- Born: c. 1766 England
- Died: 1795 Sydney, Australia
- Known for: Convict

= Elizabeth Steel =

English convict sent to Australia aboard a ship of the Second Fleet

Elizabeth Steel (c. 1766 – 1795) was an English convict sent to Australia aboard a ship of the Second Fleet. Convicted in 1787 for the theft of a silver watch worth thirty shillings, she was sentenced to seven years penal transportation which she served at the settlements of Port Jackson and Norfolk Island. She was freed in 1794 but died ten months later.
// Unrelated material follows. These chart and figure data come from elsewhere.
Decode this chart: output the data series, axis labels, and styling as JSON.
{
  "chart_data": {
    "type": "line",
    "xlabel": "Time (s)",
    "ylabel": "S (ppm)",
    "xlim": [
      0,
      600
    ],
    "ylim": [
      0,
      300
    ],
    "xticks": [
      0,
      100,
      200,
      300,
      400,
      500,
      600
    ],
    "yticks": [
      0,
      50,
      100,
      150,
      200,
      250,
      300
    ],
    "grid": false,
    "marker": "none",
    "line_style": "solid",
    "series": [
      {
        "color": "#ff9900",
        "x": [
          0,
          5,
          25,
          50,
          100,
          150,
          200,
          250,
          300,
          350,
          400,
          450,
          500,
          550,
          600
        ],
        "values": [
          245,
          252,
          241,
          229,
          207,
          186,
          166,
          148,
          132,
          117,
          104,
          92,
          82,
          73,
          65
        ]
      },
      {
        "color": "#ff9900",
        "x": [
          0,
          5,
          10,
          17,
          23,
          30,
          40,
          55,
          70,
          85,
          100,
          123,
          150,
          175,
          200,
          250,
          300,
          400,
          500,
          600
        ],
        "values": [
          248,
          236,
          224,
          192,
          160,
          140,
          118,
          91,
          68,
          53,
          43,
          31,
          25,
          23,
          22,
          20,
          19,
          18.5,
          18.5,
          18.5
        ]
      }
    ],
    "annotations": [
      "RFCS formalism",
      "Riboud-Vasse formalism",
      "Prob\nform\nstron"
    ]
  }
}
Steel arrived in Sydney Cove as a convict on board Lady Juliana on 3 June 1790, as part of the Second Fleet, aged 23 or 24. At the time of her sentencing authorities described her as being 'mute by visitation of God', which is the earliest record of a deaf Australian, but there is no historical evidence yet that she used a sign language. Her charge at the Old Bailey was for stealing a silver watch from George Childs, who was a customer at the public house she worked at as a prostitute. After two months in Sydney, Elizabeth Steel was transferred to Norfolk Island. In November 1791, Steel married a fellow convict, Irish born James Mackey. Together they successfully farmed a 10 acre leasehold until the expiry of their sentences. Elizabeth returned to Sydney in 1794, but died the following year aged 29. Her burial at the Old Sydney Burial Ground was recorded on 8 June 1795.

==Headstone found==
In 1991, Sydney Town Hall underwent major restoration works, during which excavations to lay new stormwater pipes under the Lower Town Hall, workmen discovered evidence of burials. Archaeologists were then employed to excavate the site and record their findings. Overlying the lid of one of the graves discovered in 1991 was the upper portion of a Georgian headstone, made of Sydney sandstone. Remnants of an inscription were visible:

In Memory of

Eliz Steel died

1795 Aged …

Although this headstone was found above the remains of the vault containing the skeletal remains of a female, forensic tests confirmed that there was no relationship between them. It is thought that the headstone may have fallen from another grave, possibly during the construction of the Town Hall in the late 1860s.